Anyway, I’ve learned a little more that I don’t mind letting some (most) (all) of that busywork being taken care of, especially the net size and stuff. It is incredibly concise in Keras! Fortunately, it’s also really easy to get back to the backend gory bits when you need to, which you will, a lot. That might be one of the next things I try to write up, is something where I actually do my own neural network model from Keras-style scratch and walk through what that means. It is quite impressive how much time it saves.

So, on to the meat of what I wanted to talk about, cool guy Marko Jocic made and opensourced a deep-learning solution to the most recent Kaggle competition – Ultrasound Nerve Segmentation. I was in the process of updating my docker cuda thing to includa openCV – all 6GB of it, I suppose a consequence of CUDA stuff? (!) – but after looking at Marko’s code I added in Keras as well and got that working, which wasn’t actually very hard. What’s nice about the code is that it is pretty clearly intended to serve as a tutorial/jumping off point for others, and thus is well organized and makes a fair amount of sense even if you’re not that familiar with Keras syntax yet (I’m not).

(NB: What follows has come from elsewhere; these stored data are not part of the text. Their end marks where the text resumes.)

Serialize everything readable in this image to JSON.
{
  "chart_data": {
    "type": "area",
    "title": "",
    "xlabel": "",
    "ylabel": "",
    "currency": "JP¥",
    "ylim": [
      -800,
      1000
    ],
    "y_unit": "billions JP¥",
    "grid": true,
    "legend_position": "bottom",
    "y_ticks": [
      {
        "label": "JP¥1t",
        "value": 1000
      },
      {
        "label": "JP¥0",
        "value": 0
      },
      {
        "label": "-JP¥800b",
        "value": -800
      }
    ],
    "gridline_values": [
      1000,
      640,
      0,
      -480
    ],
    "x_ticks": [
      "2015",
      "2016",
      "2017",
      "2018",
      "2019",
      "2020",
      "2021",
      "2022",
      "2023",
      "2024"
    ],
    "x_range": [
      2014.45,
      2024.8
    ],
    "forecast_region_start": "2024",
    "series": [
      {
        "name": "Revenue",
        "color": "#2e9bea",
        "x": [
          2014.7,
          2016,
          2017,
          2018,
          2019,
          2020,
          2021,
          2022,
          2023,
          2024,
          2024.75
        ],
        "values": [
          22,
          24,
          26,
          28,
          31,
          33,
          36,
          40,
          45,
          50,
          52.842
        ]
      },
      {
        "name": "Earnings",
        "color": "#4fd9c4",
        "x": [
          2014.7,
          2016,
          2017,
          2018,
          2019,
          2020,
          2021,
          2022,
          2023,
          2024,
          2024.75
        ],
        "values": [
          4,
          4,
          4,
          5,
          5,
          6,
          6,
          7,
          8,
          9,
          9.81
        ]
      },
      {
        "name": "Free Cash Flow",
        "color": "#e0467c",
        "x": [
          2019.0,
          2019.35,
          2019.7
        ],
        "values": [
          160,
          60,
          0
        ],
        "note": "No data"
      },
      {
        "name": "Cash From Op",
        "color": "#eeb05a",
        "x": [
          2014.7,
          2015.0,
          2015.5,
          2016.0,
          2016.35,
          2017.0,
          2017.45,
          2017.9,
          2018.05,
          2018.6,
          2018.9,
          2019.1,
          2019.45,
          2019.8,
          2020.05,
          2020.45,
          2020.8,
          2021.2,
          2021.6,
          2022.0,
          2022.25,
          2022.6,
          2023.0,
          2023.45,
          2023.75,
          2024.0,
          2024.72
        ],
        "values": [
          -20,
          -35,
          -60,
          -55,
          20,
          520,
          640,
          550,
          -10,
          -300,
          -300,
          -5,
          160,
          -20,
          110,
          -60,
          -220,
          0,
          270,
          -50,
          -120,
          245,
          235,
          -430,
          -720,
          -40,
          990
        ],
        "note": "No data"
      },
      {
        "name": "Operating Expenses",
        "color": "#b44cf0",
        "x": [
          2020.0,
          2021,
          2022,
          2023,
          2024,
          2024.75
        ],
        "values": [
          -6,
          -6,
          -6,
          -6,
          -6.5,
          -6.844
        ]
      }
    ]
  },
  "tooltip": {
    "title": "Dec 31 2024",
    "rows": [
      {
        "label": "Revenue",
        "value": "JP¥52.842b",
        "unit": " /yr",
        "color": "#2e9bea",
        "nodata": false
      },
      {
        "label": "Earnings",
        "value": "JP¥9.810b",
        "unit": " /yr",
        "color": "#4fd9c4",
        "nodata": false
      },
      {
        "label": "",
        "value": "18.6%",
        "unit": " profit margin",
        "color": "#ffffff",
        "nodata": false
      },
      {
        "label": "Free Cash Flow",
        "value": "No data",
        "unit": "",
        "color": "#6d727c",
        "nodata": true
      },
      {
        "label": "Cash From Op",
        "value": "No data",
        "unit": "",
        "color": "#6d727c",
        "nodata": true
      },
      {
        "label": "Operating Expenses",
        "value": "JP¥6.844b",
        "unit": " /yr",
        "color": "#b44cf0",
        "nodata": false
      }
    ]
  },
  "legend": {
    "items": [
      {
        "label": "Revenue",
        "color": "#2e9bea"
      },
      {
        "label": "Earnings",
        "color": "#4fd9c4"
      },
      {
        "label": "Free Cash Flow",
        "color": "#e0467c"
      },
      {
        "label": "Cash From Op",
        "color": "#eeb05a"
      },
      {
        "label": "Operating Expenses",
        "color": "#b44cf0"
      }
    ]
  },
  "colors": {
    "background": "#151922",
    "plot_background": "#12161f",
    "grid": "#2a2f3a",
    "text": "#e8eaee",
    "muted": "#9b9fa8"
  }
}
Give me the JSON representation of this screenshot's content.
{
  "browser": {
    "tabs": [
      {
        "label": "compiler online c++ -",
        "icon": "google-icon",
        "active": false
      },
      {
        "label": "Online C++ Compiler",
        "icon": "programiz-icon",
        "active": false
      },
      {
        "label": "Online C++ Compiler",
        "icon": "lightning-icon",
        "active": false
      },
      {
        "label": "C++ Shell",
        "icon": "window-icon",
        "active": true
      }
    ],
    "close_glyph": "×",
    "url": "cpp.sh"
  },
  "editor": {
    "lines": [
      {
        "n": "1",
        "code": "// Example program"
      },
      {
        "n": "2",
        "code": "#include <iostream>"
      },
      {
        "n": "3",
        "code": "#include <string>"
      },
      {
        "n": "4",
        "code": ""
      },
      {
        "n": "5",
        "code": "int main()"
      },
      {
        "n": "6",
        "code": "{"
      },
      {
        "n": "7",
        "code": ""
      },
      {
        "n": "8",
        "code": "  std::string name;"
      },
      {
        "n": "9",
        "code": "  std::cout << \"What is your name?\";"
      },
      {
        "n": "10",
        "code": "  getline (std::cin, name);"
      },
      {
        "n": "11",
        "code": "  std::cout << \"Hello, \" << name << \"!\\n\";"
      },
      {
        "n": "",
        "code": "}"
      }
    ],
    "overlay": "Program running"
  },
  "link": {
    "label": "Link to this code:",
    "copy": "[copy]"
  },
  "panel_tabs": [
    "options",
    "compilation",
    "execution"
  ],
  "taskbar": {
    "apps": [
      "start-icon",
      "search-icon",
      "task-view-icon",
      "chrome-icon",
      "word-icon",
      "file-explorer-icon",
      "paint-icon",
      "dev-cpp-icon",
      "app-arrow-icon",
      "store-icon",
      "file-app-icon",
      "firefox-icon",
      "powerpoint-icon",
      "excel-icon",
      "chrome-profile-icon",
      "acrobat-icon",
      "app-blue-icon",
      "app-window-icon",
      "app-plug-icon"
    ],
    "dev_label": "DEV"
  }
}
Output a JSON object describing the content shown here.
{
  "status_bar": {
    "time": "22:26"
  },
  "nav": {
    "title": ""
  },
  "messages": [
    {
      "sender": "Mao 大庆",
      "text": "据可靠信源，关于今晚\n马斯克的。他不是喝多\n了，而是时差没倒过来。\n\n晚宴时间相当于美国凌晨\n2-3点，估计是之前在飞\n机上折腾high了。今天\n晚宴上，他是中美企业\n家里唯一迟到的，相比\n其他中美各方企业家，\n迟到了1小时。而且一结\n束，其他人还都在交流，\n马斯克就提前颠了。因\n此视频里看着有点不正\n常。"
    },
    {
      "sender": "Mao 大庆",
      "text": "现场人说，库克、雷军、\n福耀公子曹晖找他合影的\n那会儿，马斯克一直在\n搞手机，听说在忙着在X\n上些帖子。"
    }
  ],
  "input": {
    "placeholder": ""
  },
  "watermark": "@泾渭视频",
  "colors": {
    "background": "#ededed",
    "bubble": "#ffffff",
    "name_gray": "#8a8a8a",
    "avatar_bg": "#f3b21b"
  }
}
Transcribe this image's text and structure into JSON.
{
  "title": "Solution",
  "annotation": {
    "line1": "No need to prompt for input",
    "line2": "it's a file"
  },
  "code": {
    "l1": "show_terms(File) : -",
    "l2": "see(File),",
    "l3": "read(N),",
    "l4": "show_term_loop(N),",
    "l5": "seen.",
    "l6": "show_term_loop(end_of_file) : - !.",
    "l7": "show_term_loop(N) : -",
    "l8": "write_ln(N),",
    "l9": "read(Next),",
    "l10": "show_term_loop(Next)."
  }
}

Anyway, if you have been thinking about testing the waters of deep-learning, his codebase is a pretty great place to start poking around, and makes a ~fair~ amount of sense, especially if you watch the U-net video that is linked somewhere for the academic paper that the NN structure is based off. I have no idea if the Theano backend if faster or using other compiles might be faster (probably) , but I’ll just do a small plug and say that the updated version of my tensorflow cuda docker whatever ran this in I think 4-5 hours on a 755M which only has 2GB of video ram. So, odds are if you have a 3.0 compute gpu (required for tensorflow at least, dunno about theano) this will run reasonably fast, at least faster than mine.

I still have yet to really modify the base program at all, and I feel kind of crappy about not starting from scratch. And yet, there is something nice about starting with a functional thing, and being able to modify the bits that interest you. For example, there are all sorts of obvious bits that are ripe for being improved, like smarter pre-processing as well as the actual NN itself.